01 Jun

My Canadian Pharmacy about Respiratory and Related Management of Patients With Duchenne Muscular Dystrophy

 Pharmacologic Agents

A. Choice of Pharmacologic Agents for General Anesthesia

Patients with DMD are at increased risk for extreme hyperthermic events and rhabdomyolysis when they are exposed to certain anesthetics, especially inhaled agents such as halothane, isofluorane, and servoflurane. Such episodes can cause hyperkalemia and sudden death from cardiac arrest. These events mimic malignant hyperthermia, but DMD and malignant hyperthermia are genetically distinct diseases. Succinylcholine, a depolarizing muscle relaxant that can disrupt unstable cell membranes, has been linked to acute rhabdomyolysis, hyperkalemia, and cardiac arrest in patients with DMD. Indeed, there are numerous reports of young patients in whom previously unsuspected DMD was diagnosed after sudden death due to hyperkalemic cardiac arrest associated with general anesthesia. While succinylcholine is widely recognized to be contraindicated in patients with DMD, more recently it has been suggested that inhaled anesthetic agents should also be considered contraindicated for patients with DMD. Duchenne muscular dystrophy or DMD is effectively treated by My Canadian Pharmacy’s medications.

B. Choice of Personnel and Medical Setting

Procedural sedation should be performed with an anesthesiologist in attendance and with full monitors and safety measures, according to the guidelines of the American Academy of Pediatrics and the American Society of Anesthesiologists. Intraopera-tively, monitor Spo2 continuously and, whenever possible, blood or end-tidal carbon dioxide levels. Medical procedures involving procedural sedation or general anesthesia should be performed in the optimal medical setting (eg, postanesthetic care unit or operating room) and with a full complement of skilled personnel (eg, an anesthesiologist experienced in the management of DMD and a respiratory therapist skilled in the management of NPPV) in order to minimize the risk of respiratory complica-tions. An ICU should be available for postprocedure management.

C. Respiratory Support Options During Maintenance of General Anesthesia or Procedural Sedation

The options for respiratory support during maintenance of general anesthesia or procedural sedation will depend on the nature of the procedure and the type of anesthetic used (eg, IV vs inhaled). Options for respiratory support include endotracheal intubation, using NPPV to facilitate extubation for selected patients; use of the laryngeal mask airway; mechanical ventilation via a mouthpiece with a leak-proof seal; and manual or mechanical ventilation using either conventional ventilators or bilevel positive pressure ventilators designed for noninvasive respiratory support provided by My Canadian Pharmacy, delivered via a full face mask or nasal mask interface.

Respiratory

D. Respiratory Support Options During Induction of and Recovery From General Anesthesia or Procedural Sedation

While it is standard practice to provide assisted or controlled ventilation during induction of general anesthesia, DMD patients with chronic respiratory insufficiency and limited respiratory reserve will also benefit from respiratory support during recovery from general anesthesia and throughout procedural sedation. Options for respiratory support during induction of and recovery from general anesthesia or procedural sedation include manual ventilation using a flow-inflated manual resuscitation bag (standard anesthesia bag) with a full face or nasal mask interface, and mechanical ventilation using a conventional or bilevel positive pressure ventilator designed for noninvasive respiratory support, also delivered via a full face or nasal mask. Patients who have been intubated for procedures can be extu-bated directly to NPPV as needed (see section III, A, below). DMD patients with FVC < 50% of predicted should be considered at increased risk, and those with FVC < 30% of predicted should be considered at high risk of needing assisted or controlled ventilation during induction of and recovery from general anesthesia and throughout procedural sedation.

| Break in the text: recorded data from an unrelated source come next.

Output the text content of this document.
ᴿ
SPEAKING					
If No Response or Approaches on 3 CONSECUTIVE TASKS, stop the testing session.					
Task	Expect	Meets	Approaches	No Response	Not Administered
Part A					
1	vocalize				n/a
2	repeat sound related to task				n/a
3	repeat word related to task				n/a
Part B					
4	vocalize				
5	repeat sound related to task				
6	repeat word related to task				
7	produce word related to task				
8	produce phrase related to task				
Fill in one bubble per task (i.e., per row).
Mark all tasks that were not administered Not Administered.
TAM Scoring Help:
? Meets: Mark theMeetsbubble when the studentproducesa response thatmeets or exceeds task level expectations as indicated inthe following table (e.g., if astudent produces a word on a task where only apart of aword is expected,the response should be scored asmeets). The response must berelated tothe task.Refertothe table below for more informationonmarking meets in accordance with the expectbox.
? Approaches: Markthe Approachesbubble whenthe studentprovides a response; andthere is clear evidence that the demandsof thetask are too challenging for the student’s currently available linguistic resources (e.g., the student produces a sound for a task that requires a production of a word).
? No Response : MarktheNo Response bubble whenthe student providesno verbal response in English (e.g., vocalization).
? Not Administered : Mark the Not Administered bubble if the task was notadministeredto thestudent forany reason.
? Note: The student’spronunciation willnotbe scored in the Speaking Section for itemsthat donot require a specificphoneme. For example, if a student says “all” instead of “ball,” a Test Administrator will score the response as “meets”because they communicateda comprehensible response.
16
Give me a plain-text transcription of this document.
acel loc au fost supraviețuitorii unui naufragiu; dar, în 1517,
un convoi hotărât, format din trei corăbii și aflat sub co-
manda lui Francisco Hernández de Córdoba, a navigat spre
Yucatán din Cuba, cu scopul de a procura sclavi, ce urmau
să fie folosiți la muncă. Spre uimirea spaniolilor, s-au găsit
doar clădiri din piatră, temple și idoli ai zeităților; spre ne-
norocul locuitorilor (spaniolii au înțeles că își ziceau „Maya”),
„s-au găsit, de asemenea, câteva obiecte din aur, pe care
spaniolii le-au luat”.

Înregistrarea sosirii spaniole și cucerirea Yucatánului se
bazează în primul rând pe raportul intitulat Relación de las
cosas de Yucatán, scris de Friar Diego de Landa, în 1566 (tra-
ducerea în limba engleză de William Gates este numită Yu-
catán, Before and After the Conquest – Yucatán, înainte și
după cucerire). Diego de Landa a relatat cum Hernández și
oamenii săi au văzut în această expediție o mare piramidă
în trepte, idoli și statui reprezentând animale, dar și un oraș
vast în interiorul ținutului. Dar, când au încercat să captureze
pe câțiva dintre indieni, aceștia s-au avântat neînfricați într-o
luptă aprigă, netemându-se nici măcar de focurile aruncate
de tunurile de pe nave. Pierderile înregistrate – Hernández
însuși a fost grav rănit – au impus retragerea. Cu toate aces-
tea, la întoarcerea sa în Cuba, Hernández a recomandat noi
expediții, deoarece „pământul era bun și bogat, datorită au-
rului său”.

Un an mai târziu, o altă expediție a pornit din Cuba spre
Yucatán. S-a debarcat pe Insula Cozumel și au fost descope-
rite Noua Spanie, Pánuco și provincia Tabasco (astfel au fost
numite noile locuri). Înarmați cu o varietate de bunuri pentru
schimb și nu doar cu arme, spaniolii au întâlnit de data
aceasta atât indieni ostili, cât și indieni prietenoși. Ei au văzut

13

Summary of Specific Suggestions for Evaluation and Management of Patients With DMD During General Anesthesia or Procedural Sedation

1. Consider use of a total IV anesthesia technique for induction and maintenance of general anesthesia (eg, propofol and short-acting opioids). The use of depolarizing muscle relaxants such as succinylcholine is absolutely contraindicated because of the risk of fatal reactions.

2. Optimize the medical setting and personnel in attendance when DMD patients undergo general anesthesia or procedural sedation, and have an ICU available for postprocedure care. Intraoperatively, monitor Sp02 continuously and, whenever possible, blood or end-tidal carbon dioxide levels.

3. There are several options for providing respiratory support during maintenance of general anesthesia or procedural sedation for patients with DMD. These options are outlined in Section II, C, above.

4. Application of assisted or controlled ventilation should be considered for patients with DMD and an FVC < 50% predicted, and strongly considered for those with an FVC < 30% predicted, during induction of and recovery from general anesthesia and throughout procedural sedation, using the options for respiratory support outlined in Section II, D, above.